Raw spuds have more RS than cooked, cooled ones, but who chomps on raw taters? Instead, try mixing 1 Tbsp of this starch into smoothies (heating destroys its RS) and get 8 g. ($4 for 24 oz)
If you are on a higher-fat, low-carbohydrate diet like my Eat Fat, Get Thin plan, I suggest adding potato starch to your diet because it is well tolerated by most. Be careful to not use potato flour, which is NOT recommended. Bob’s Red Mill Unmodified Potato Starch provides a great source of resistant starch.
That being said, you can add resistant starch to your diet without adding any digestible carbohydrates. For this purpose, many people have recommended (and are getting good results with) Bob’s Red Mill Raw Potato Starch.
Bob’s Red Mill Unmodified Potato Starch (NOT potato flour) is one of the best sources of RS with approximately eight grams of RS in one tablespoon. Potato starch is generally well tolerated even by those who react adversely to nightshades.
Raw Putatoh Tsarch is da Bomb!
4. Numerous Resistant Starch studies, many featuring RS2, recently released:
These results indicate that diets based on resistant starch can be utilized to produce quantifiable changes in the gut microbiota and should be useful to “dial-in” a specific microbiome that is unique to a particular starch composition.
RS might have benefit to patients with ulcerative colitis who are at an increased risk of developing CRC [colorectal cancer].
The Therapeutic Potential of Resistant Starch in Modulation of Insulin Resistance, Endotoxemia, Oxidative Stress and Antioxidant Biomarkers in Women with Type 2 Diabetes: A Randomized Controlled Clinical Trial.
Supplementation with RS2 may be improved glycemic status, endotoxemia and markers of oxidative stress in patients with T2DM.

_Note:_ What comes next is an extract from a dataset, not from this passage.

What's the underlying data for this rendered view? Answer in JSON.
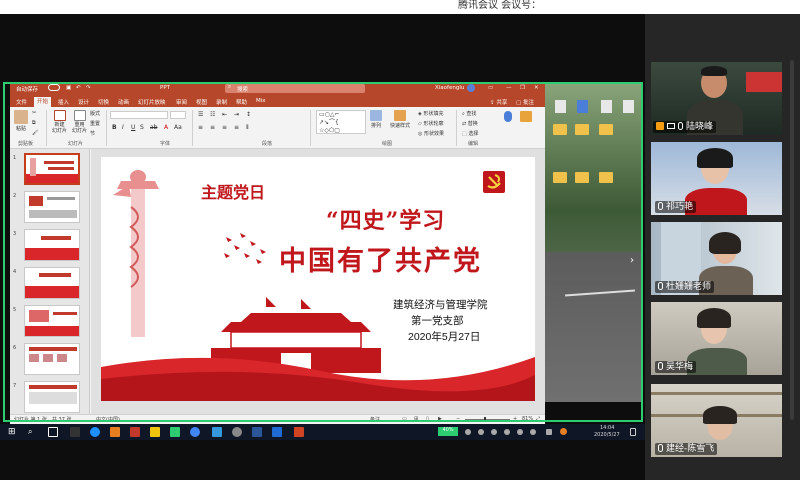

Consumption of HAM-RS2 at 30 g/day in the form of a snack food item was associated with improved insulin sensitivity in women with insulin resistance.
Resistant starch (RS) is a type of dietary fiber that can reach the large bowel and act as a substrate for microbial fermentation; for these reasons, it has been considered to be a prebiotic. Few studies have analyzed the effects of RS on the gut microbiota in CKD patients. This review discusses recent information about RS and the potential role of the gut microbiota, with a particular emphasis on CKD patients.
The aim of the present study was to identify specific cecal bacteria and cecal, blood, and urinary metabolites that associate with changes in kidney function to identify potential mechanisms involved with CKD amelioration in response to dietary resistant starch…Outcomes from this study were coincident with improvements in kidney function indexes and amelioration of CKD outcomes…
I always enjoy your comments and emails about field-sightings of RS and potato starch in the news. Keep ’em coming!
If all of these studies are too much for you to take, watch this to put everything in perspective:
RS2 from raw potato starch, Hi-Maize, and green bananas is being studied extensively for its gut-health benefits. If you want to try at home, simply take a couple spoonfuls a day. If I ever find any reason that RS2 is harmful or dangerous, you will be the first to know.